La lavorazione che porta il grano a diventare pane comporta un aumento di prezzo di quindici volte per effetto delle speculazioni e delle importazioni selvagge di prodotto dall’estero con pagnotte e panini spacciati come italiani all’insaputa dei consumatori. La denuncia parte da Coldiretti in occasione della Giornata nazionale del Grano italiano.
Oggi un chilo di grano tenero è venduto a circa 21 centesimi mentre un chilo di pane è acquistato dai cittadini a valori variabili attorno ai 3,1 euro al chilo, con un rincaro quindi di quindici volte, tenuto conto che per fare un chilo di pane occorre circa un chilo di grano, dal quale si ottengono 800 grammi di farina da impastare con l’acqua per ottenere un chilo di prodotto finito.
Se a Milano il prezzo del pane al chilo è di 4 euro, a Bologna si arriva addirittura a 4,55 euro, ma a Napoli si scende fino a 1,91, mentre a Roma si viaggia sui 2,60 euro, a Palermo sui 2,85 euro e a Torino sui 3,05 euro. La forte variabilità di prezzo da una città all’altra è una evidente dimostrazione che l’andamento del prezzo del pane dipende solo marginalmente dal costo del grano, con le quotazioni dei prodotti agricoli ormai sempre meno legate all’andamento reale della domanda e dell’offerta e sempre più ai movimenti finanziari e dalle strategie speculative.

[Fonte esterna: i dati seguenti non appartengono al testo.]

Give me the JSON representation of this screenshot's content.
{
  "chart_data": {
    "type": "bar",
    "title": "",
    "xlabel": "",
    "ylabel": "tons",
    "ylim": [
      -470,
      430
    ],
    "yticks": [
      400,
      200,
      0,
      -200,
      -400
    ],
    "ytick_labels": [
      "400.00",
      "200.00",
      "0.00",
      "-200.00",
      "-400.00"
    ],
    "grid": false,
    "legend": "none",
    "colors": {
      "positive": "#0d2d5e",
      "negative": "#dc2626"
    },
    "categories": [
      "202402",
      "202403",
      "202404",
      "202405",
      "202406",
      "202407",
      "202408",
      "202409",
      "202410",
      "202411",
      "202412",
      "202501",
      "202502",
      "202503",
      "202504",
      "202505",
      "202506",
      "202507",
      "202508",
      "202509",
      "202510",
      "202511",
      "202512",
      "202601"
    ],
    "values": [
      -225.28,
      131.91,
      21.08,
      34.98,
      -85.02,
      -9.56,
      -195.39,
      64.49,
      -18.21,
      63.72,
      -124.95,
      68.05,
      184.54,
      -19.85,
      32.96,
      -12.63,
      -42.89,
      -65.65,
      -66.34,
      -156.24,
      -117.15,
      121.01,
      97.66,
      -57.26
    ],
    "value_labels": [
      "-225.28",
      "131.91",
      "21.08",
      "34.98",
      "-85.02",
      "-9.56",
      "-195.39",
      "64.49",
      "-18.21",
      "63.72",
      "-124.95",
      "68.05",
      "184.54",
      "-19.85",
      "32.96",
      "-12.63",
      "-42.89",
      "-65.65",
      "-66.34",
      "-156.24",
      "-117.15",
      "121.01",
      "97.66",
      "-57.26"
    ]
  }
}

Il risultato è che gli agricoltori devono vendere ben 5 chili di grano per potersi pagare un caffè o una bottiglietta di acqua al bar. La situazione del grano italiano stretto tra speculazioni di filiera e importazioni selvagge è la punta dell’iceberg delle difficoltà che deve affrontare l’agricoltura italiana.
Lo dimostra il fatto che per ogni euro di spesa in prodotti agroalimentari freschi come frutta e verdura solo 22 centesimi arrivano al produttore agricolo ma il valore scende addirittura a 2 centesimi nel caso di quelli trasformati dai salumi fino ai formaggi, mentre il resto viene diviso tra l’industria di trasformazione e la distribuzione commerciale che assorbe la parte preponderante del valore secondo Ismea.
“C’è sicuramente un margine da recuperare per garantire un giusto compenso agli agricoltori, senza pesare sui cittadini”, ha affermato il presidente della Coldiretti Ettore Prandini nel sottolineare l’impegno in atto “per realizzare rapporti di filiera virtuosi con accordi che valorizzino i primati del Made in Italy e garantiscano la sostenibilità della produzione in Italia con impegni pluriennali e il riconoscimento di un prezzo di acquisto “equo”, basato sugli effettivi costi sostenuti”.